Farrell, Vicellous Reon Shannon, Terrance Dashon Howard

However, the most interesting aspect of "Hart's War" is how the film confronts racism head-on. Of particular note is how it illustrates the inherent hypocrisy of the American POWs by placing the discrimination of the black soldiers against the backdrop of the Allied war effort, a point that is not lost on Visser, who seems to relish the glaring contradiction. Though some viewers might find it distasteful to actually find themselves agreeing with a Nazi character, the point being made is not, and it injects some welcome moral ambiguity in what could have been another run-of-the-mill war drama.
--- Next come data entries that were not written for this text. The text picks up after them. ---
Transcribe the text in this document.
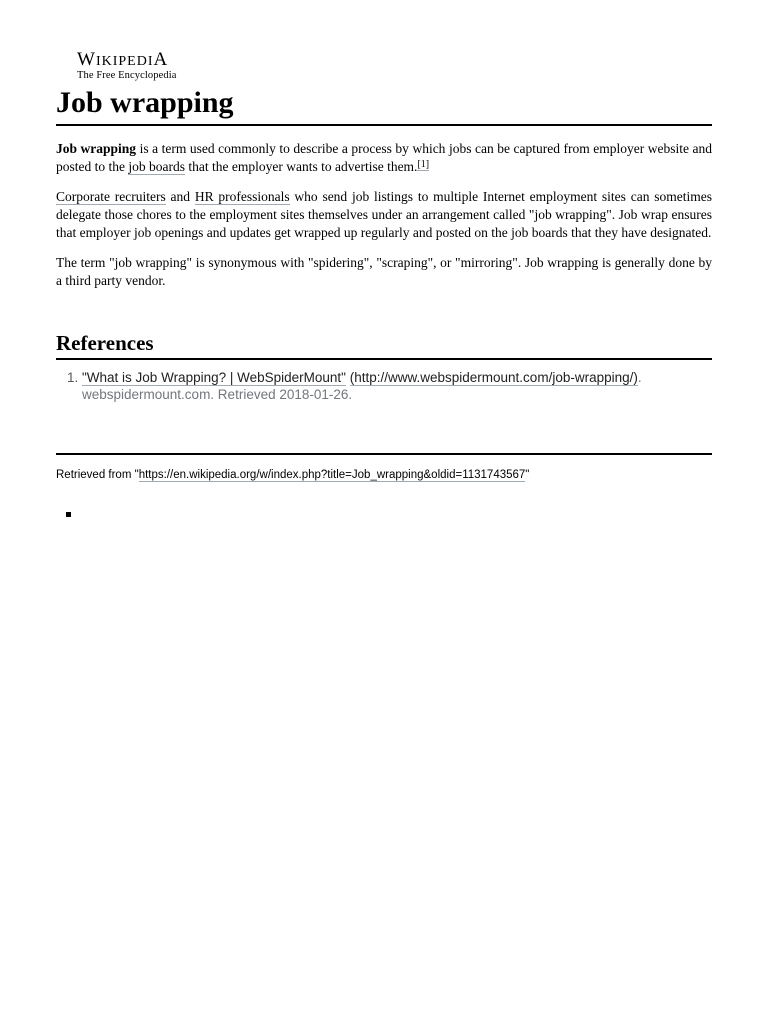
WIKIPEDIA
The Free Encyclopedia
Job wrapping

Job wrapping is a term used commonly to describe a process by which jobs can be captured from employer website and posted to the job boards that the employer wants to advertise them.[1]

Corporate recruiters and HR professionals who send job listings to multiple Internet employment sites can sometimes delegate those chores to the employment sites themselves under an arrangement called "job wrapping". Job wrap ensures that employer job openings and updates get wrapped up regularly and posted on the job boards that they have designated.

The term "job wrapping" is synonymous with "spidering", "scraping", or "mirroring". Job wrapping is generally done by a third party vendor.

References
1. "What is Job Wrapping? | WebSpiderMount" (http://www.webspidermount.com/job-wrapping/). webspidermount.com. Retrieved 2018-01-26.
Retrieved from "https://en.wikipedia.org/w/index.php?title=Job_wrapping&oldid=1131743567"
Backing up the clever script is a collection of strong performances. Farrell, who seems to have more than a passing resemblance to Russell Crowe ("A Beautiful Mind"), is good as the conflicted yet determined Hart. Willis, who gets star billing, is credible as the unshakeable leader of the POWs, while Iures manages to be somewhat sympathetic as the camp's calculating commandant. Finally, Howard is credible as the accused officer, and is able to give his persecuted character a dignified voice without sounding preachy.

Since cutting his teeth in television, director Gregory Hoblit's artistry has been growing by leaps and bounds. After dubious starts with "Primal Fear" and "Fallen", he showed some promise with the time-travel thriller "Frequency", and now illustrates his ability to handle complex and hard-hitting material with "Hart's War". A blend of war film, POW action, and courtroom drama, "Hart's War" is an unexpected pleasure amidst the usual drivel that dominates the February box office.